Kadıköy Belediyesi, zor zamanlardan geçen sanat dünyasına bir nebze de olsa nefes aldırmak amacıyla 4 Ağustos-27 Eylül tarihleri arasında “Sanat Parkta” adıyla bir dizi konser ve tiyatro oyunu etkinliği düzenliyor. Özgürlük Parkı Amfi Tiyatro’da 32 tiyatro oyunu ve 21 konser seyirciyle buluşacak ve tüm etkinlik geliri sanatçılara ve kurumlara bırakılacak. Pandemi koşullarına göre şartların yeniden düzenlendiği bu festival her gün 350 kişi ağırlayacak ve gerekli tüm teknik alt yapı belediye tarafından karşılanacak. Pandemi sürecinin başından beri destek arayışında olan tiyatromuz için atılmış ilk adımlardan biri olması bile çok mühim.

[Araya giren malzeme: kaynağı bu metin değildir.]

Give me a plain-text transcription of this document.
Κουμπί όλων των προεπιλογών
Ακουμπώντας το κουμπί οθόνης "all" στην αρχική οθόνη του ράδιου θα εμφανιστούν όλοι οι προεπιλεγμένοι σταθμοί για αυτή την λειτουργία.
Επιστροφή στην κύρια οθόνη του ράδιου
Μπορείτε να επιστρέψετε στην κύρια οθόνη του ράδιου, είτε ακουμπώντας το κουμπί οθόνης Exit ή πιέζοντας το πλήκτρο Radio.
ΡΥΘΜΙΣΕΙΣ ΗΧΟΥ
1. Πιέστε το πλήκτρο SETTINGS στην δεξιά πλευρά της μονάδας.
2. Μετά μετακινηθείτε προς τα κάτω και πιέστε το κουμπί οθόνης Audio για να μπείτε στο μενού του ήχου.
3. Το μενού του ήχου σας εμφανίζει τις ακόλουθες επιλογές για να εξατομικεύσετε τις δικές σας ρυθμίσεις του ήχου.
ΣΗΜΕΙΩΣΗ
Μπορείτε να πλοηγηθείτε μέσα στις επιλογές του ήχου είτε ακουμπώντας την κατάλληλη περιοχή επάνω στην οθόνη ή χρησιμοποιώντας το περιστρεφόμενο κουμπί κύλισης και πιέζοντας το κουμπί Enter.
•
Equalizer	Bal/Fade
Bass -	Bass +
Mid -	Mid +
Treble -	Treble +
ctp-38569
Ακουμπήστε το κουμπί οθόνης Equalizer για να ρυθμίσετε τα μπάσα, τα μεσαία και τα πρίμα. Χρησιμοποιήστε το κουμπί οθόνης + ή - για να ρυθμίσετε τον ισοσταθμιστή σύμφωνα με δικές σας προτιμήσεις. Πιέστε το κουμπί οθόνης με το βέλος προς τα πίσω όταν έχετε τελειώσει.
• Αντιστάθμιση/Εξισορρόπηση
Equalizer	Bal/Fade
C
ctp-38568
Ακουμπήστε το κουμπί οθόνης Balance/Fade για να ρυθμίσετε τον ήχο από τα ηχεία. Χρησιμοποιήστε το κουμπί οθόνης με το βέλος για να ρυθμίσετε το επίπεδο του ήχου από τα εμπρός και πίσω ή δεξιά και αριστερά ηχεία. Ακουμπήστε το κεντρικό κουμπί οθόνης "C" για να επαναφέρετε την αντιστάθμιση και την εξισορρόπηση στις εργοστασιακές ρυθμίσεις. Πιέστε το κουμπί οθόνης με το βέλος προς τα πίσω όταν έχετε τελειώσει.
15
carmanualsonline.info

Duyduğum ilk andan itibaren, etkinliğin içinde kendi projemin olup olmayacağına aldırmadan çok mutlu olduğum bir haber bu. Ama görünen o ki, bazı meslek “büyüklerimiz” benimle aynı mutluluğu paylaşmıyor, zira şaşırmak da gereksiz çünkü bu meslektaşlarımız uzun zamandır tiyatromuzla ilgili hiçbir şey bilmiyor.

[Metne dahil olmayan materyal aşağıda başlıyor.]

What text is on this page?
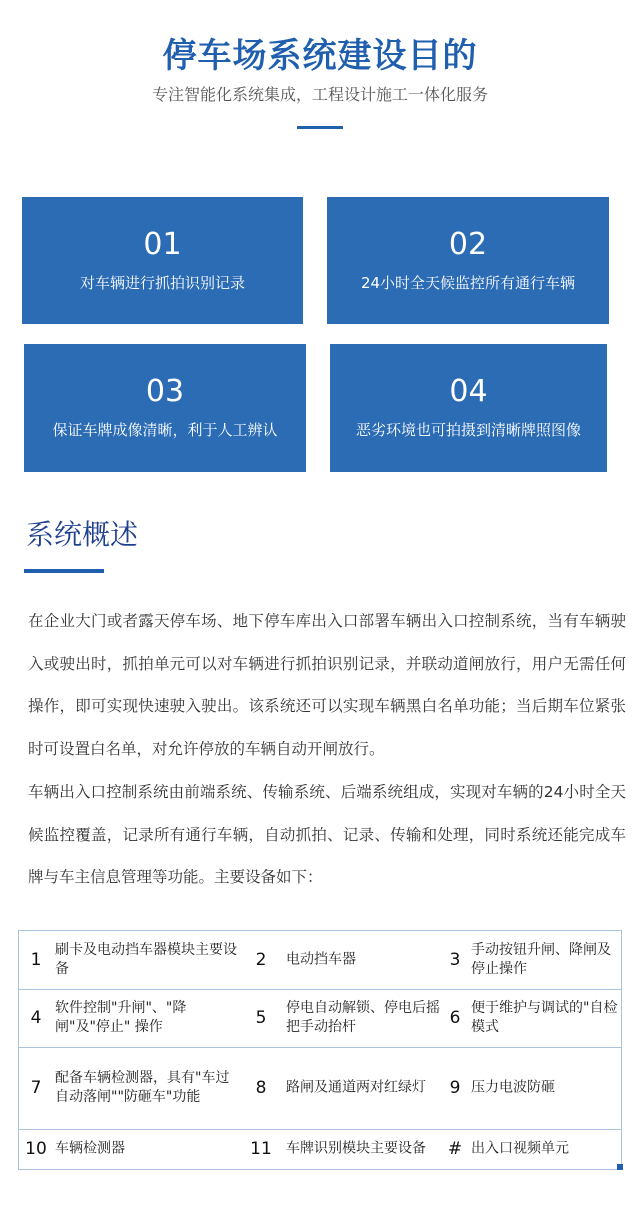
停车场系统建设目的
专注智能化系统集成，工程设计施工一体化服务
01
对车辆进行抓拍识别记录
02
24小时全天候监控所有通行车辆
03
保证车牌成像清晰，利于人工辨认
04
恶劣环境也可拍摄到清晰牌照图像
系统概述

在企业大门或者露天停车场、地下停车库出入口部署车辆出入口控制系统，当有车辆驶入或驶出时，抓拍单元可以对车辆进行抓拍识别记录，并联动道闸放行，用户无需任何操作，即可实现快速驶入驶出。该系统还可以实现车辆黑白名单功能；当后期车位紧张时可设置白名单，对允许停放的车辆自动开闸放行。

车辆出入口控制系统由前端系统、传输系统、后端系统组成，实现对车辆的24小时全天候监控覆盖，记录所有通行车辆，自动抓拍、记录、传输和处理，同时系统还能完成车牌与车主信息管理等功能。主要设备如下：

1 刷卡及电动挡车器模块主要设备	2	电动挡车器	3 手动按钮升闸、降闸及停止操作
4 软件控制"升闸"、"降闸"及"停止" 操作	5	停电自动解锁、停电后摇把手动抬杆	6 便于维护与调试的"自检模式
7 配备车辆检测器，具有"车过自动落闸""防砸车"功能	8	路闸及通道两对红绿灯	9 压力电波防砸
10 车辆检测器	11	车牌识别模块主要设备	# 出入口视频单元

Festivale başvuruları kabul edilmeyen bazı sanatçılar 200’den fazla başvurunun sonucunda 32 gösteriye ev sahipliği yapılabildiği gerçeğini unutup seçici kurulun şeffaflığını sorguladı, kabul edilen bazı sanatçılar ise organizasyon sürecinde derinden üzülen meslektaşlarını, verilen kararlara ve süreçlerine inanmadıklarını gerekçe gösterip festivalden çekildi. Açıklanan programın çok sesliliğine, birçok farklı yapıda ve biçimde ürün üreten tiyatroya yer verildiğine, yıllardır küçük salonlarda daha özgür ve özgün içerik-biçim deneyen toplulukların varlığa bakıp mutlu olmadı bu büyüklerimiz. Ki baksalar da birçok topluluğun ismini ilk kez duyacaklardır.

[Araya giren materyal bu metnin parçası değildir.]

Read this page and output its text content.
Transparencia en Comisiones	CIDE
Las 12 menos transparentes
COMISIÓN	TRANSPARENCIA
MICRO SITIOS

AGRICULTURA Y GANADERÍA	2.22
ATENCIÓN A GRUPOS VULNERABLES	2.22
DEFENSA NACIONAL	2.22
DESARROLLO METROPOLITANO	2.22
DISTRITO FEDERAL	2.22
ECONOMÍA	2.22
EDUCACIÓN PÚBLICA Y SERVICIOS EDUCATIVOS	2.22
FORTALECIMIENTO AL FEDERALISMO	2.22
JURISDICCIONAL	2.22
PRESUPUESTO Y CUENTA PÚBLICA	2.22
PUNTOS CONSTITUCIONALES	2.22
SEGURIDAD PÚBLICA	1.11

14 yıldır profesyonel olarak tiyatro çalışanı ve takipçisiyim. İtiraz sahibi meslek büyüklerimle hiçbir oyunda karşılaşmadım. 15 yıldır tiyatronun dilini yenilemek için didinen alternatif ekiplerin yanında olduklarına şahit olmadım. Oyunlarımızı izleyip kulisimize konuk olup bizimle tecrübelerini paylaştıklarını duymadım. Yıllardır sahip oldukları iltimasları yolun başındaki meslektaşları için kullandıklarını görmedim. Konfor alanlarınızdan çıkıp ülke tiyatrosunda neler olup bittiğini merak dahi etmediniz sevgili meslek büyüklerim. Bu ve daha birçok nedenle soyunduğunuz tiyatronun bilirkişisi vasfınız ne yazık ki zihinlerimiz ve yüreklerimizde yankı bulmuyor.
Ustalığın herhangi bir meslekte yaş almakla ilgili olmadığı yadsınamaz bir gerçek. Gönülden dilerim ki meslek büyüklerim çıkın evlerinizden, çıkın dilediğiniz zaman sizlere tahsis edilen büyük salonlardan… Gelin Sanat Parkta etkinliğinde adını dahi duymadığınız bir topluluğun oyununu izleyin, kulise gidip fikirlerinizi paylaşın. Bunca yıldır tiyatromuzun ayakta kalması için yaptıklarınıza var olan saygımız derinleşsin, büyüsün. İnanın size de, üretimlerinize de bu yeni, taze, güçlü ve genç tiyatro hareketi iyi gelecektir. Tiyatro ve tiyatro için yapılanlarla dövüşülmediği günler niyetimle, iyi bayramlar!